Ce premier résultat apparaît très largement comme le fruit de la réaction de mes collègues Jean François-Poncet, président de la commission des affaires économique, et Jacques Oudin, président du groupe d'études sur l'eau, à l'approche initiale du Gouvernement, dont la réforme semblait avoir comme objectif majeur " d'en finir " avec les agences de l'eau.
Ce projet comporte cependant encore des orientations inquiétantes quant à l'avenir de la conception décentralisée de la politique de l'eau dans notre pays.
A cet égard, et bien que cette analyse puisse être considérée comme paradoxale de la part du président d'une assemblée parlementaire, je tiens à émettre les plus vives réserves sur l'ensemble des mesures que le Gouvernement présente comme destinées à renforcer le rôle du Parlement en ce qui concerne les redevances et les programmes pluriannuels des agences de l'eau.

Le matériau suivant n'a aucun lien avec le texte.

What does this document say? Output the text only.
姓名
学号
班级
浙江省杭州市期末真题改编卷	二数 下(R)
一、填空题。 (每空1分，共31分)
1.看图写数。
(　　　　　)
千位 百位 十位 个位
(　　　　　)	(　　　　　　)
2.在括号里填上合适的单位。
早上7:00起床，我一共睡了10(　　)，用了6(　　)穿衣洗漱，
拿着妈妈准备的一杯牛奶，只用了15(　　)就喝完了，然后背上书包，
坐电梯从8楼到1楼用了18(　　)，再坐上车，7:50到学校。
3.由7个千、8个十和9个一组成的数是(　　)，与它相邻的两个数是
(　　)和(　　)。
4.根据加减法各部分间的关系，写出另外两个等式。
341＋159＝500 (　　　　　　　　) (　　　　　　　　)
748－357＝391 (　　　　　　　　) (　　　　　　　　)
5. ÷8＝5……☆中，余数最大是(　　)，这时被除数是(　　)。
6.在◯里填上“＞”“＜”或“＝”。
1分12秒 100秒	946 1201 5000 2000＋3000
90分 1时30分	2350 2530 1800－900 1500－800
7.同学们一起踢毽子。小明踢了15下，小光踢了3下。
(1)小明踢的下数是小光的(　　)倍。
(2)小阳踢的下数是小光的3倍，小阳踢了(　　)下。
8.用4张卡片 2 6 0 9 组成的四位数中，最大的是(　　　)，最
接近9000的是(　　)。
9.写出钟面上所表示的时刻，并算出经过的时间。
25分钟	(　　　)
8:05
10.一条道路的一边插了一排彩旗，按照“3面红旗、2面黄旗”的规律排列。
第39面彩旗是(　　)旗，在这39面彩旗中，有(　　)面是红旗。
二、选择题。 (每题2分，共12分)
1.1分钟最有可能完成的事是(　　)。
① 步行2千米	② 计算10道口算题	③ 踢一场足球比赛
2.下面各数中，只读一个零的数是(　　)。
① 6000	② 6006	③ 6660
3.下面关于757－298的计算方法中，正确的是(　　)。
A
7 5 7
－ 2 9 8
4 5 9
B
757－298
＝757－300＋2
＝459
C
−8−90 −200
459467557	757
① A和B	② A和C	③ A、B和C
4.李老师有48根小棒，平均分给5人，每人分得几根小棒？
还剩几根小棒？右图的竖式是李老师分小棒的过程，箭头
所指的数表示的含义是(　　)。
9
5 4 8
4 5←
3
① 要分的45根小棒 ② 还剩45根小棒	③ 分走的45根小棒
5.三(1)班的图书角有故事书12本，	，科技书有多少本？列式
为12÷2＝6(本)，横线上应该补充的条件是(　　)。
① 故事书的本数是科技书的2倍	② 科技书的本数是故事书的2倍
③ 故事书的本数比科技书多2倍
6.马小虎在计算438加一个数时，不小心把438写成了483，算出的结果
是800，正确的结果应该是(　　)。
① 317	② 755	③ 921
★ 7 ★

Ce " paravent démocratique " porte, hélas, en germe les instruments d'une reprise en main étatique des moyens financiers des agences de l'eau.
Plus généralement, je ne saurais admettre remettre en cause la philosophie décentralisée de la gestion de l'eau dans notre pays.
Je suis d'autant plus déterminé à défendre cette philosophie que la future directive cadre sur la politique communautaire de l'eau consacre comme modèle de gestion dans ce domaine, le modèle français issu de la loi, à bien des égards visionnaire, de 1964 instituant une gestion décentralisée par grands bassins hydrographiques.
De ce point de vue, je m'étonne que cette transposition de directive ne soit qu'un appendice du projet de loi, au lieu d'en être la colonne vertébrale.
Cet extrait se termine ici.